Greg Ruth has been working in comics since 1993 and has published work for The New York Times, DC Comics, Fantagraphics Books, Dark Horse Comics, Harper Collins, Hyperion, Macmillan and Simon and Schuster amongst many others.
He has shown his paintings in New York, Houston, and Baltimore, and exhibited a series of murals at New York's Grand Central Terminal.
He has also helped craft music videos for Rob Thomas, and Prince, and has illustrated children's pictures books including; Our Enduring Spirit (with President Barack Obama), A Pirate's Guide to First Grade (with James Preller) and Red Kite, Blue Kite (with Ji Li Jiang), as well as many illustrated novels.
Greg currently lives and works in Western Massachusetts.
Thank you for telling about your journey to the Southwest. I live in Arizona, and your pictures are very familiar. I love that you are telling a story that you feel deeply about and which has real meaning; I'd like to see more of that in sequential art instead of yet another vampire/zombie tale, or post-apocalyptic fantasy.
Thanks Douglas. Me too- in fact it's one of the motivations for this project.. It is exactly the kind of thing that I want to see comics do more of- a meaningful adult story that is still entertaining without losing depth and purpose.
I think some of the ateas have grown back, but there's a lot of,local and subsistence farming so maybe not. The areas where there's the widest range of scrub and those crazy columns of stone, are pretty harsh.
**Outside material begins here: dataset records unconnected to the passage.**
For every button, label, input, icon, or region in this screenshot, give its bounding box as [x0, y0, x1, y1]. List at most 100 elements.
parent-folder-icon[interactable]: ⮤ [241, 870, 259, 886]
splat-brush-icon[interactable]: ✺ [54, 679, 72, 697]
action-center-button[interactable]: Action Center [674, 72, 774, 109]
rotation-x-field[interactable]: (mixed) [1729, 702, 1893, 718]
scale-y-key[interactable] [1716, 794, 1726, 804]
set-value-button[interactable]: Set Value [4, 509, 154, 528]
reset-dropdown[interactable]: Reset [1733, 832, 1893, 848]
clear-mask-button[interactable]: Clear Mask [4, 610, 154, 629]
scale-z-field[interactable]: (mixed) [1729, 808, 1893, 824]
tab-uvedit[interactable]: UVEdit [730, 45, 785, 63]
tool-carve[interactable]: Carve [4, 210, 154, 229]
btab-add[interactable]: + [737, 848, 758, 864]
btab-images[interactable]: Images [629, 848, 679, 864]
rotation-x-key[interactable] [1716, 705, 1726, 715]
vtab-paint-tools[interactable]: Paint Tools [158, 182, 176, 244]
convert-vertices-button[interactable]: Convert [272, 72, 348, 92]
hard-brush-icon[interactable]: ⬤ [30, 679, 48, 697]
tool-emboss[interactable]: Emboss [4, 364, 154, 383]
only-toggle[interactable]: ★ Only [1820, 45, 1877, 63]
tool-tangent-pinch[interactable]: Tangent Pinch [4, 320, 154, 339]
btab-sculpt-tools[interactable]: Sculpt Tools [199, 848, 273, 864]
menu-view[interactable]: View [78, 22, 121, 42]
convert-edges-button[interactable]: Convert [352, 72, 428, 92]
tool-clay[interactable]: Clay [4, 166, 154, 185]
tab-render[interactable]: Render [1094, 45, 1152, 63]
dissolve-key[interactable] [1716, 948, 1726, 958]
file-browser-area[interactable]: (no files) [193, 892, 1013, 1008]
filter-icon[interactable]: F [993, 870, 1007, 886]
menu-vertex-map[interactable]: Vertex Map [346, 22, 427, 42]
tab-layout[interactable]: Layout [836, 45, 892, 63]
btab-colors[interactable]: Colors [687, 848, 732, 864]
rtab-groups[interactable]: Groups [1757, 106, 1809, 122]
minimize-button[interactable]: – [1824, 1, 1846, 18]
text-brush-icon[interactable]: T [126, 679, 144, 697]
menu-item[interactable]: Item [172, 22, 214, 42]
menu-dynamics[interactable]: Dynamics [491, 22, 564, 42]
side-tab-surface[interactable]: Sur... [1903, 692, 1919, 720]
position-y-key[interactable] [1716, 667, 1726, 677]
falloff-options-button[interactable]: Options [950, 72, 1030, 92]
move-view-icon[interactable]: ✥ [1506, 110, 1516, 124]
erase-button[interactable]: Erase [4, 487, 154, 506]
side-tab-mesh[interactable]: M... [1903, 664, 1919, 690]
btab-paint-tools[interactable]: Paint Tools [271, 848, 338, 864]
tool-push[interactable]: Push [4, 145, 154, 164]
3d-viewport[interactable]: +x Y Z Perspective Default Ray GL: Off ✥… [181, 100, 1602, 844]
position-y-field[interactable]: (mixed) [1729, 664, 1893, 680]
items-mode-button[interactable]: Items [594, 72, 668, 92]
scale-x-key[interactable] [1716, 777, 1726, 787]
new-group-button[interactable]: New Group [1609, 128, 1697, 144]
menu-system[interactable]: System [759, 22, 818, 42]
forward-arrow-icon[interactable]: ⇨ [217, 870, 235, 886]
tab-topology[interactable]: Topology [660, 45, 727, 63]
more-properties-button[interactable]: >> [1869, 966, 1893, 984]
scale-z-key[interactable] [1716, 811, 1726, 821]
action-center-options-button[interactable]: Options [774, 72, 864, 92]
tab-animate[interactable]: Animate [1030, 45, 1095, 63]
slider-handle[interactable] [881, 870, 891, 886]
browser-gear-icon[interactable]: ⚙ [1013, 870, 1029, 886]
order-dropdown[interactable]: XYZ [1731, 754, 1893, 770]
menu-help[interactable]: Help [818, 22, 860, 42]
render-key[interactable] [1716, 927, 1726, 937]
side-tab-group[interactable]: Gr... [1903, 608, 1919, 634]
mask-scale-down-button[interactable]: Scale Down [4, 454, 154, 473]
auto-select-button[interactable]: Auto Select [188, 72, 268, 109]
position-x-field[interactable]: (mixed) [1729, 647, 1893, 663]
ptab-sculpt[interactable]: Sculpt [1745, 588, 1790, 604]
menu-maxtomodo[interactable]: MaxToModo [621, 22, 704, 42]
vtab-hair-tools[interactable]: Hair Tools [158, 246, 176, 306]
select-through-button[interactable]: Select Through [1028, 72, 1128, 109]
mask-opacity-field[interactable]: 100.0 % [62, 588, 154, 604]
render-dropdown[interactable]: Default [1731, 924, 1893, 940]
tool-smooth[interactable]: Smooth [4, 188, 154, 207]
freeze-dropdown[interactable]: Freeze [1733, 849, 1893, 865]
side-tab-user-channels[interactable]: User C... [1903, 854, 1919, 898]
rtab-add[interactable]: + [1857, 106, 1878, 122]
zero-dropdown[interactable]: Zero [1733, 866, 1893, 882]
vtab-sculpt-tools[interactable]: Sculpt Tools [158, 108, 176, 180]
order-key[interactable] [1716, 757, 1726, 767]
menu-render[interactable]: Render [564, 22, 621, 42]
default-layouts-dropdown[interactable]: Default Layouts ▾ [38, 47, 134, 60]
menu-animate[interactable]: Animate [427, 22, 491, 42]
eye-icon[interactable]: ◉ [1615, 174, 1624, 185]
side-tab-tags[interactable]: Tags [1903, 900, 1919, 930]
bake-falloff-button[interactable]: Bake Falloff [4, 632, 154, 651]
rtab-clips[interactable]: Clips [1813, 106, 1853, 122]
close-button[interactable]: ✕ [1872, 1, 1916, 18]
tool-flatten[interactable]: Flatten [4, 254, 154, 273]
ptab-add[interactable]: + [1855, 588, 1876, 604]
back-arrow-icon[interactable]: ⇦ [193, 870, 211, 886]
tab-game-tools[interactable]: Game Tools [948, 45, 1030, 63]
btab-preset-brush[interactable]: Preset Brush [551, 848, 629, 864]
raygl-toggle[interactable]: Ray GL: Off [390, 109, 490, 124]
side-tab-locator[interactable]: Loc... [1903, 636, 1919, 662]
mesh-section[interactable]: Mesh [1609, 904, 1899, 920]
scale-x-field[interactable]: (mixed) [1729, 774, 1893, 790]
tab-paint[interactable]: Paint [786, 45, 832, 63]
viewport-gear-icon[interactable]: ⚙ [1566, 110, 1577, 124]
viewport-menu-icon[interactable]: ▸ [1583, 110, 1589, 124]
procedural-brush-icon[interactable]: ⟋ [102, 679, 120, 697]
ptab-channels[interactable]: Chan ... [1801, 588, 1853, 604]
Dry and a constant wind makes it hard for anything to survive or gain purchase. You'll see whole miles of lamd with nothing higher than you knee as a reault of this.
Mikkion15 Types of CompositionYour unique style and boundless creativity are truly inspiring! Eagerly await your next work! waiting for your next article.
Thank you for telling about your journey to the Southwest. I live in Arizona, and your pictures are very familiar. I love that you are telling a story that you feel deeply about and which has real meaning; I'd like to see more of that in sequential art instead of yet another vampire/zombie tale, or post-apocalyptic fantasy.
Thanks Douglas. Me too- in fact it's one of the motivations for this project.. It is exactly the kind of thing that I want to see comics do more of- a meaningful adult story that is still entertaining without losing depth and purpose.
Awesome amounts of research, and they clearly pay off in those panels.
Is there more scrub in the Southwest today than there would have been 100 years ago due to generations of grazing?
I think some of the ateas have grown back, but there's a lot of,local and subsistence farming so maybe not. The areas where there's the widest range of scrub and those crazy columns of stone, are pretty harsh. Dry and a constant wind makes it hard for anything to survive or gain purchase. You'll see whole miles of lamd with nothing higher than you knee as a reault of this.
I don't have the words. What an epic journey and the perfect artist to follow it.